Author: Alex Behm <firstname.lastname@example.org>
Date: Tue Dec 22 13:56:32 2015 -0800
IMPALA-2789: More compact mem layout with null bits at the end.
There are two motivations for this change:
1. Reduce memory consumption.
2. Pave the way for full memory layout compatibility between
Impala and Kudu to eventually enable zero-copy scans. This
patch is a only first step towards that goal.
New Memory Layout
Slots are placed in descending order by size with trailing bytes to
store null flags. Null flags are omitted for non-nullable slots. There
is no padding between tuples when stored back-to-back in a row batch.
Example: select bool_col, int_col, string_col, smallint_col
Offsets: 0 16 20 22 23
The main change is to move the null indicators to the end of tuples.
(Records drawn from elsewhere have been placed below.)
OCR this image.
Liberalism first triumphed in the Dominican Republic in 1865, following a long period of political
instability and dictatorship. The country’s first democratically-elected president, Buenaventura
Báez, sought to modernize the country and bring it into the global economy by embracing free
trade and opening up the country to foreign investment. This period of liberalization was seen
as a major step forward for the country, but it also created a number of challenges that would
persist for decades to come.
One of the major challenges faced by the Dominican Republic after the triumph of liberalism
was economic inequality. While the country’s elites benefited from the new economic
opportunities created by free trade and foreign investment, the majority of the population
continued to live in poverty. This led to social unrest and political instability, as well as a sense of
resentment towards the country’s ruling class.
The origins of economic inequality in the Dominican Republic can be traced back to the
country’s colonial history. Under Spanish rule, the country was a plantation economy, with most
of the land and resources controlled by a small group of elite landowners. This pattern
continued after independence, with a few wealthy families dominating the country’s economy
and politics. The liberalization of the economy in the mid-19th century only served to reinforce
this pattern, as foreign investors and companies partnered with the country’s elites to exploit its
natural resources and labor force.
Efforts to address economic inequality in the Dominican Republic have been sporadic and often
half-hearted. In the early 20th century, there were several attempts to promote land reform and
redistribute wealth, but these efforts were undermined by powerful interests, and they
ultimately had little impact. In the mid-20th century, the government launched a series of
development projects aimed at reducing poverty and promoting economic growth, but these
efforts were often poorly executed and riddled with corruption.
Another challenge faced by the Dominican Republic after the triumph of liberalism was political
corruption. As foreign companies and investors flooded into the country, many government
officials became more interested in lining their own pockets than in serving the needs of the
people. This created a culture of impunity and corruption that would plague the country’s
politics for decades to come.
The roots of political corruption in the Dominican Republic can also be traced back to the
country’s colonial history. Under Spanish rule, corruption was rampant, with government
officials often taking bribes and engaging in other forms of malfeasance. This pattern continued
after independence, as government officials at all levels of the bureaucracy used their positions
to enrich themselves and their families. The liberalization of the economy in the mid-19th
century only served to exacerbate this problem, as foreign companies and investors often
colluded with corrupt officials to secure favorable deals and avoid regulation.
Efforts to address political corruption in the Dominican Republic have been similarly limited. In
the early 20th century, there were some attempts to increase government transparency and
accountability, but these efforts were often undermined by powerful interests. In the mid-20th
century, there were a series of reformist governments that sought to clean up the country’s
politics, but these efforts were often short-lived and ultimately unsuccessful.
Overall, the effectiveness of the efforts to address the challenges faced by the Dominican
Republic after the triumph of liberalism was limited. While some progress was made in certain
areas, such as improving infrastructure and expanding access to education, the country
The new memory layout is fully packed with no padding in between
slots or tuples.
Our standard cluster perf tests showed no significant difference in
query response times as well as consumed cycles, and a slight
reduction in peak memory consumption.
An exhaustive test run passed. Ran a few select tests like TPC-H/DS
with ASAN locally.
These follow-on changes are planned:
1. Planner needs to mark slots non-nullable if they correspond
to a non-nullable Kudu column.
2. Update Kudu scan node to copy tuples with memcpy.
3. Kudu client needs to support transferring ownership of the
tuple memory (maybe do direct and indirect buffers separately).
4. Update Kudu scan node to use memory transfer instead of copy
Reviewed-by: Alex Behm <email@example.com>
Tested-by: Internal Jenkins